Aux termes du projet de loi, la saisine du juge aux fins de modification de ces mesures devrait par conséquent être précédée, à peine d’irrecevabilité, par une tentative de médiation, sauf si les parents sont d’accord sur les modifications envisagées ou si un motif légitime justifie une saisine directe du juge.

Le développement de la médiation familiale est une bonne chose, mais il requiert des moyens importants qui n’existent pas aujourd’hui.

Dans le cadre de l’unique expérimentation, qui doit être menée dans cinq départements, 5 169 dossiers actuellement traités directement par les juges aux affaires familiales devraient faire l’objet d’une médiation préalable.
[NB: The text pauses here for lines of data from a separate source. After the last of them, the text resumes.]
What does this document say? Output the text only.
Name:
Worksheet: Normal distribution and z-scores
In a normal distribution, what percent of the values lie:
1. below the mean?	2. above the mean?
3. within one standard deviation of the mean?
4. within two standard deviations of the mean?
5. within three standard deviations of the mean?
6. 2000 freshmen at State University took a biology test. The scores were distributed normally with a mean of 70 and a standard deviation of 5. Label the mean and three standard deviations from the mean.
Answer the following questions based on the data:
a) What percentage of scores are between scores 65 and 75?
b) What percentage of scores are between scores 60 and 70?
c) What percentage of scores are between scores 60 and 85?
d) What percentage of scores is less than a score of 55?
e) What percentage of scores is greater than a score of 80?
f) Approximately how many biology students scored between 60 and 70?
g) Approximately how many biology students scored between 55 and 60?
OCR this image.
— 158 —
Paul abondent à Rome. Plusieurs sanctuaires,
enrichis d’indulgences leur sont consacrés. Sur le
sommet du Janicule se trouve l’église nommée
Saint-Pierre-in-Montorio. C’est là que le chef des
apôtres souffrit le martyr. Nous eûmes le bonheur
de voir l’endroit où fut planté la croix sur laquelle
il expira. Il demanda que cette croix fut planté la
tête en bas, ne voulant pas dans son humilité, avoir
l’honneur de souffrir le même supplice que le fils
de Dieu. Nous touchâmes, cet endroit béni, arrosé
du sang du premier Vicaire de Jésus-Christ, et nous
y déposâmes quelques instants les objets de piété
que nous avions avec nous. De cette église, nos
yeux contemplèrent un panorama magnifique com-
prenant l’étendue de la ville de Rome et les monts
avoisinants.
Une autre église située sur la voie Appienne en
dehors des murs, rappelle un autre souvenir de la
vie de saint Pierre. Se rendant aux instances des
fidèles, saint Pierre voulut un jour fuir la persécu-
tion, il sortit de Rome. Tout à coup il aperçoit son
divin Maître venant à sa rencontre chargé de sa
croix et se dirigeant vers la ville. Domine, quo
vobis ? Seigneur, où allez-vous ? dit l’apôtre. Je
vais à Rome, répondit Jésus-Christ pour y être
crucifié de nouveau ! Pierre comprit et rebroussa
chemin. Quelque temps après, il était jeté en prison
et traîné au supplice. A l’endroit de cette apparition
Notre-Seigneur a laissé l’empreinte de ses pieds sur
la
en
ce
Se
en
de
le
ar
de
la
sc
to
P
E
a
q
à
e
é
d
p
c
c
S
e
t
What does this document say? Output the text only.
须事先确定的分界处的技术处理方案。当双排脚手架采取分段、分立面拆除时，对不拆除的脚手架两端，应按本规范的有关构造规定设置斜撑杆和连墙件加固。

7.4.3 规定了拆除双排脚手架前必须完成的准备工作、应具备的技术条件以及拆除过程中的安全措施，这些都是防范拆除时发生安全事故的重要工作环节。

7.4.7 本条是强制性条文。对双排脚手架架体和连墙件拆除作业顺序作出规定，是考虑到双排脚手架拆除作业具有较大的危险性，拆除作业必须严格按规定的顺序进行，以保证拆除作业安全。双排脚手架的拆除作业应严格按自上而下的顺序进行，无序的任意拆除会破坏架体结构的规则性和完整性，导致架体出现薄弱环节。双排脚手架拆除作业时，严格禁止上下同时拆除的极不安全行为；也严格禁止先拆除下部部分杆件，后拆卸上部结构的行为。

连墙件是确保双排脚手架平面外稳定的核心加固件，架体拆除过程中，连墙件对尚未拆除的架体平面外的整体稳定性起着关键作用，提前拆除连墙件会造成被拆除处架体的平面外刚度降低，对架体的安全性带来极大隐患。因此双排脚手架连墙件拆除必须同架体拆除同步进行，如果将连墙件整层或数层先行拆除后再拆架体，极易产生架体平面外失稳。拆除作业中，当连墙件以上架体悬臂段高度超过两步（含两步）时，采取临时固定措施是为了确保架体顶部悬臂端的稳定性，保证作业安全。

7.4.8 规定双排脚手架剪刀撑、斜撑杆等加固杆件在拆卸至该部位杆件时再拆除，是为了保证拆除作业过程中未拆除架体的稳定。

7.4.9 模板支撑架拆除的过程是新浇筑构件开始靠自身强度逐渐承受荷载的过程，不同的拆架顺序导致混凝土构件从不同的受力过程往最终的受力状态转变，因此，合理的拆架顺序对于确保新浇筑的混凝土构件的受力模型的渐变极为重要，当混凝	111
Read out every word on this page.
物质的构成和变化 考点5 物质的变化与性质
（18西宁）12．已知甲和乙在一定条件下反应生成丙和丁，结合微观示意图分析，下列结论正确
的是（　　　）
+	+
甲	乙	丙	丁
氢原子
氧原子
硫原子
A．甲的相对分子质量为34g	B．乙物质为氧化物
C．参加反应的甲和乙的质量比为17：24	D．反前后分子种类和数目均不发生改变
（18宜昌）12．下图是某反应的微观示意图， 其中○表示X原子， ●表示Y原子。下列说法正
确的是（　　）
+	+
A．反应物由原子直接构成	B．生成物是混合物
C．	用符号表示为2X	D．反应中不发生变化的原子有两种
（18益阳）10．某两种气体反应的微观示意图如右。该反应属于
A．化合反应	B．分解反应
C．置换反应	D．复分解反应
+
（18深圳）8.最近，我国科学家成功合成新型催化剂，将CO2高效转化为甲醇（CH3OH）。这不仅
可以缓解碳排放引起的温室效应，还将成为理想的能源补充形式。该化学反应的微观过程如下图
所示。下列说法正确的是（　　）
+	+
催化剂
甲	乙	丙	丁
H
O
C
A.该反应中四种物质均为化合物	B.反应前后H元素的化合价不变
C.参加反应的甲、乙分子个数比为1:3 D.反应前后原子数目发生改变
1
L’expérimentation nécessiterait donc à elle seule 103 équivalents temps plein travaillé de médiateurs familiaux supplémentaires. Si celle-ci devait être généralisée à l’ensemble du territoire national, il serait nécessaire de recruter l’équivalent de plus de 1 700 équivalents temps plein travaillé de médiateurs familiaux, soit six fois l’effectif actuel.

La commission a donc souhaité éviter qu’un allongement des délais pour obtenir un rendez-vous dans un service de médiation familiale, faute de moyens suffisants pour répondre aux attentes, ne retarde excessivement le règlement d’un conflit qui risquerait de s’envenimer encore plus. C’est pourquoi elle a précisé que l’obligation de médiation préalable pourra être écartée si, compte tenu des délais dans lesquels cette médiation est susceptible d’intervenir, les parties courent le risque d’être privées de leur droit d’accéder au juge dans un délai raisonnable. Elle a en outre souhaité exempter les parents de l’obligation de médiation préalable lorsqu’ils déposent conjointement une demande de décision relative aux modalités d’exercice de l’autorité parentale ou lorsque l’un d’eux a déposé la demande et que l’autre ne s’y oppose pas.

Telles sont les principales modifications que la commission des lois a souhaité apporter à ce texte.

Ce projet de loi contient des mesures intéressantes et va certainement dans le sens d’une clarification et d’une amélioration du fonctionnement de notre justice. Encore faut-il veiller à sauvegarder l’équilibre entre les mesures proposées et les moyens qui seront consacrés à leur mise en œuvre, et faire en sorte que la simplification des procédures juridictionnelles ne se traduise pas par une banalisation de certaines d’entre elles, ce qui amoindrirait leur impact.